Les fondements théologiques de l’apologétique

    Une apologétique chrétienne efficace cherche à localiser les points où il existe une séparation entre l’évangile d’une part, les individus et les groupes humains dans le monde d’autre part. Elle recherche également les meilleurs endroits pour construire un pont de manière à établir un contact. La nature et la localisation du fossé varient d’une culture à l’autre et d’un individu à l’autre, tout comme le point d’ancrage du pont à construire et sa nature. Mais nous découvrons avec émerveillement que Dieu a déjà posé les fondations de ce pont dans le monde et dans le cœur humain ; il nous reste à construire dessus et à faire en sorte que les deux parties du pont en construction se rejoignent.

 

L’apologétique repose sur les doctrines de la création et de la rédemption

    La première grande découverte que nous faisons à la lecture de la Bible est que Dieu a créé le monde. Est-il alors surprenant que cette création lui rende témoignage ? Ou que l’être humain porte l’empreinte reconnaissable de son créateur ? Et que cette signature revête une importance considérable comme point de départ pour l’apologétique ? L’apôtre Paul y croyait fermement (Romains 1-2). Le témoignage rendu à Dieu par la création peut servir de déclencheur et inciter les hommes à poser des questions concernant le sens de la vie ou la réalité de Dieu. Ces points de contacts ont été posés par Dieu et ils doivent être exploités. Par la grâce de Dieu, la création est capable de révéler son créateur. Toutefois, avant d’aller plus loin, il faut préciser qu’en soi, ces points de contacts ne font pas entrer dans le royaume de Dieu. Ils ne sont que les points de départ de ce chemin. Ils peuvent tout au plus faire admettre l’existence d’un Être suprême créateur et bienveillant. Il restera ensuite à identifier cet Être au « Dieu et Père de notre Seigneur Jésus-Christ ». Tout au plus, la nature nous conduit-elle à une position théiste mais elle ne peut remplacer la révélation divine. La nature est un catalyseur et non un substitut à la révélation de Dieu. Elle prépare le terrain.

    En effet, selon la Bible, la nature humaine telle que nous la voyons et la connaissons maintenant n’est pas celle que Dieu avait voulue à l’époque. L’image de Dieu en nous est abîmée mais non détruite. Nous avons été créés pour vivre dans la présence de Dieu, mais à cause du péché, cette présence n’est plus qu’un rêve lointain. Ce qui aurait dû être rempli de la connaissance, de la gloire et de la présence divine est au contraire vide et insatisfait.

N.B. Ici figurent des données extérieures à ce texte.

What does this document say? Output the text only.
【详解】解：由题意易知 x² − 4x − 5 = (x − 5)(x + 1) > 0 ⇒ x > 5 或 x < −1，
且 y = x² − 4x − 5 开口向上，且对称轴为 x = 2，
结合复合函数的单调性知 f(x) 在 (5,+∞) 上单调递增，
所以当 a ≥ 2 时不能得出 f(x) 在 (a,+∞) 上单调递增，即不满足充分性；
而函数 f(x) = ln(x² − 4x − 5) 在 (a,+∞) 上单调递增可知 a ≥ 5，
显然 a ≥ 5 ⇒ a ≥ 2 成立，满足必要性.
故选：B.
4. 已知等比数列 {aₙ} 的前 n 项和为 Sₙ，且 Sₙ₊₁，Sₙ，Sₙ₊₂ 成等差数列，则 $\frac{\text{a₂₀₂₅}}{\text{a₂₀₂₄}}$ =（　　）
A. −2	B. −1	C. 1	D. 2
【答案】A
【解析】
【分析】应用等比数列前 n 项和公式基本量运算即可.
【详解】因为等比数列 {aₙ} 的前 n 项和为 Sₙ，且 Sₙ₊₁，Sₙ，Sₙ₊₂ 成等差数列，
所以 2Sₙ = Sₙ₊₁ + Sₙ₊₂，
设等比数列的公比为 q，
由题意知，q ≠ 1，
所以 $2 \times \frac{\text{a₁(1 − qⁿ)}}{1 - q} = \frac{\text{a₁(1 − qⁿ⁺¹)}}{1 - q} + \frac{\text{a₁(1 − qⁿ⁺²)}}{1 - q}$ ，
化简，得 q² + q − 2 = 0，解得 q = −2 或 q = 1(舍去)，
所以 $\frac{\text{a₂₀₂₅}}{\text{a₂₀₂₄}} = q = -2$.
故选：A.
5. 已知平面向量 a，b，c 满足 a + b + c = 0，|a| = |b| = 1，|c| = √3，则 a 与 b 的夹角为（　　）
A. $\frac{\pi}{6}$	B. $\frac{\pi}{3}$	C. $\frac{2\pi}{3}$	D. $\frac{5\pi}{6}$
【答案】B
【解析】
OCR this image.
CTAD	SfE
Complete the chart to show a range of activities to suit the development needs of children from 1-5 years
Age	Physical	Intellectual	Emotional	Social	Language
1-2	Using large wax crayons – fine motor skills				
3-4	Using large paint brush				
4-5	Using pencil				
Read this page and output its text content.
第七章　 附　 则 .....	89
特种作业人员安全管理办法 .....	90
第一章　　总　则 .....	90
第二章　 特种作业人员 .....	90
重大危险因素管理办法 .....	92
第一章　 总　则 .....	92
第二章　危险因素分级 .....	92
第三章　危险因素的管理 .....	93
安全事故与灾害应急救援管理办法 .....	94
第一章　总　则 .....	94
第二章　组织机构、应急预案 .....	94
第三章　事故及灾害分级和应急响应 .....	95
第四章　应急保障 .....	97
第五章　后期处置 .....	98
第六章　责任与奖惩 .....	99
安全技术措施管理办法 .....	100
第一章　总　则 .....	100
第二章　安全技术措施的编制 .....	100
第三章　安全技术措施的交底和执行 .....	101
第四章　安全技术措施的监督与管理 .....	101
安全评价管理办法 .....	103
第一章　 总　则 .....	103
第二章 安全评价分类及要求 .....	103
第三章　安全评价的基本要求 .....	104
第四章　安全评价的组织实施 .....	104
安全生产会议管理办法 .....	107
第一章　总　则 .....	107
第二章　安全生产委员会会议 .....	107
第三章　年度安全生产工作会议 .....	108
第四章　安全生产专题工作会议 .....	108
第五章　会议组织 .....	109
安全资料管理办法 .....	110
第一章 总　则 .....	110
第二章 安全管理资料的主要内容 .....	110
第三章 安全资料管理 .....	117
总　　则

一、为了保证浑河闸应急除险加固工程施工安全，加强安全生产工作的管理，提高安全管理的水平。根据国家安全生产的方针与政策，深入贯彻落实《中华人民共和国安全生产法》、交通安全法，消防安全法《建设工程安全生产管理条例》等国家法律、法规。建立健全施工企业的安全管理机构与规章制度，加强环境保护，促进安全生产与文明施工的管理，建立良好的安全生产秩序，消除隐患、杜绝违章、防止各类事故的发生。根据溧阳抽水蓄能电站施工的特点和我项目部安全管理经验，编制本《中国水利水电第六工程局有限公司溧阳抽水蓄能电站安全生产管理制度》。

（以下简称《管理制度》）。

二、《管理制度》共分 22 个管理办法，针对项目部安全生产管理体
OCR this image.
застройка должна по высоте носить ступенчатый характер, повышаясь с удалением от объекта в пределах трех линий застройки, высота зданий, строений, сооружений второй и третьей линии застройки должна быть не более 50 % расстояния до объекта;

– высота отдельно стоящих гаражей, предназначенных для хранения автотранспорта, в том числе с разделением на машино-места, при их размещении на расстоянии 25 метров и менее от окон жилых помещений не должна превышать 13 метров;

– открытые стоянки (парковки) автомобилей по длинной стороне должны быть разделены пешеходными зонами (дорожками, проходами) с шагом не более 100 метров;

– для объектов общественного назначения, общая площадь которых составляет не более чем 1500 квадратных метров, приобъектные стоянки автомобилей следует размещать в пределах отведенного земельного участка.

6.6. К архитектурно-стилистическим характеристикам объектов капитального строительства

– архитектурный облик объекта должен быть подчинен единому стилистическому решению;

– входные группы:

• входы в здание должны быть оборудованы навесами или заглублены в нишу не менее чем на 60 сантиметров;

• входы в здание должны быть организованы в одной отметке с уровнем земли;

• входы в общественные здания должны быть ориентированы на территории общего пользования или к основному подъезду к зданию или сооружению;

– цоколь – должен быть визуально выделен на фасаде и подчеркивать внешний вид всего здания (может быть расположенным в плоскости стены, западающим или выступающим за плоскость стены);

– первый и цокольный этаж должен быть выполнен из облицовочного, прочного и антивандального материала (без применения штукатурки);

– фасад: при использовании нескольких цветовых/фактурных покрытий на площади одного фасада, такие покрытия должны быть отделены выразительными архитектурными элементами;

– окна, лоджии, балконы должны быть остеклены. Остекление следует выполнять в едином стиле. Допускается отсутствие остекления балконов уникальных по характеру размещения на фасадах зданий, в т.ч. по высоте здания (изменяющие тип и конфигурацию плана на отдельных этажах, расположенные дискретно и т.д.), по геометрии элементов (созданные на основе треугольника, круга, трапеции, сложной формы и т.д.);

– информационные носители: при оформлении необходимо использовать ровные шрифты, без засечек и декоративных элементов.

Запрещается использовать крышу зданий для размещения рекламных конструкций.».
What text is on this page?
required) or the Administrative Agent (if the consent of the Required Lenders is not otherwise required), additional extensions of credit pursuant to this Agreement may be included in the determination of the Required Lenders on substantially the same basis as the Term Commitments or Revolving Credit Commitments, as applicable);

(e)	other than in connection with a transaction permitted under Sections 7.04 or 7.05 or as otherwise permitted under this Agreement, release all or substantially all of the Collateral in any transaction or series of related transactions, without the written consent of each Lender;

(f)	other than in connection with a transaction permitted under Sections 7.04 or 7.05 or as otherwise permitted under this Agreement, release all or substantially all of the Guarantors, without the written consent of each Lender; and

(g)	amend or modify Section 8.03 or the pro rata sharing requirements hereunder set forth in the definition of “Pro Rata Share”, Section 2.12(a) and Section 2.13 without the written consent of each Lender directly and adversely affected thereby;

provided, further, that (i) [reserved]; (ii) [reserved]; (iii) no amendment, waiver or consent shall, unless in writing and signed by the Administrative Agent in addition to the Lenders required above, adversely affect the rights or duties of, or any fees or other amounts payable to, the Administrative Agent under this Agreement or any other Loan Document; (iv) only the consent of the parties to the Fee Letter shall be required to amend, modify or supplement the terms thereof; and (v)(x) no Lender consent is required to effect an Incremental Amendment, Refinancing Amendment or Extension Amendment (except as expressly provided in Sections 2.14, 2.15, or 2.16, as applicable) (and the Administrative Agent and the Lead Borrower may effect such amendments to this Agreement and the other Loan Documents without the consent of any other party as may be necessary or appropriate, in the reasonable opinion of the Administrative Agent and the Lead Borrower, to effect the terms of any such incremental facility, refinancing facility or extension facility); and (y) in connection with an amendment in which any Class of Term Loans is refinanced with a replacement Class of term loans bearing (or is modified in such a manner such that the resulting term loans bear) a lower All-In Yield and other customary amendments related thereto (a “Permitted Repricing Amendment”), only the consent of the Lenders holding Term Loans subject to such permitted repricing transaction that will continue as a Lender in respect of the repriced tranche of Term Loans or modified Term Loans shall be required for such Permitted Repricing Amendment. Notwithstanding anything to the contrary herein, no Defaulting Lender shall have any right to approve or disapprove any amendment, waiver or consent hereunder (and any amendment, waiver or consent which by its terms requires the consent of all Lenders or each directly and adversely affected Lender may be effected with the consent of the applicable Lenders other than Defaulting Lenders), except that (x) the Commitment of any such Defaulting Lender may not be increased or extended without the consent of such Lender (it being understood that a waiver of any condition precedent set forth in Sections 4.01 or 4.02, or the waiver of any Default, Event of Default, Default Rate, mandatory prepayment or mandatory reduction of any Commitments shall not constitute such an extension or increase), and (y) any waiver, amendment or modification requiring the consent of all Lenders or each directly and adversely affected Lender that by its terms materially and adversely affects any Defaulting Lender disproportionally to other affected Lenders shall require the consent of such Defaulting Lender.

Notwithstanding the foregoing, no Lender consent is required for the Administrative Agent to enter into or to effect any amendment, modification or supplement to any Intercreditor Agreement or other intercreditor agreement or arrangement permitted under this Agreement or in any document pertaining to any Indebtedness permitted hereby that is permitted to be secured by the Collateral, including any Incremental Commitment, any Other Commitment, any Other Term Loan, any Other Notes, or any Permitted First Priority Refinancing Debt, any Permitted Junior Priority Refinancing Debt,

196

    C’est là qu’intervient la dialectique entre les doctrines de la création et de la rédemption sur laquelle repose la défense de la foi chrétienne. La création a établi un potentiel que le péché a détruit, mais la blessure et la souffrance de cette rupture restent vives dans notre vécu quotidien. C’est ce sentiment de manque, d’incomplétude, qui sous-tend l’aspiration à un point de contact. La conscience de ce vide est la plus forte chez ceux qui sont arrivés au sommet. Jack Higgins, auteur de roman noir au sommet de son art et de la notoriété, interrogé sur ce qu’il savait maintenant et qu’il aurait aimé savoir étant jeune, aurait répondu : « Que lorsqu’on arrive au sommet, il n’y a rien ». Nous connaissons tous ces gens qui au sommet de la gloire, de la notoriété, de la réussite professionnelle, se suicident. La plupart des gens sentent bien qu’il leur manque quelque chose, même s’ils ne sont pas toujours capables de mettre un nom dessus. L’Évangile interprète ce sentiment de nostalgie et d’incomplétude comme l’aveu de l’absence de Dieu, et il peut proposer de remplir ce vide. Une fois que nous nous découvrons incomplets, que quelque chose nous manque, nous pouvons alors nous demander s’il n’y a pas moyen de combler ce vide spirituel.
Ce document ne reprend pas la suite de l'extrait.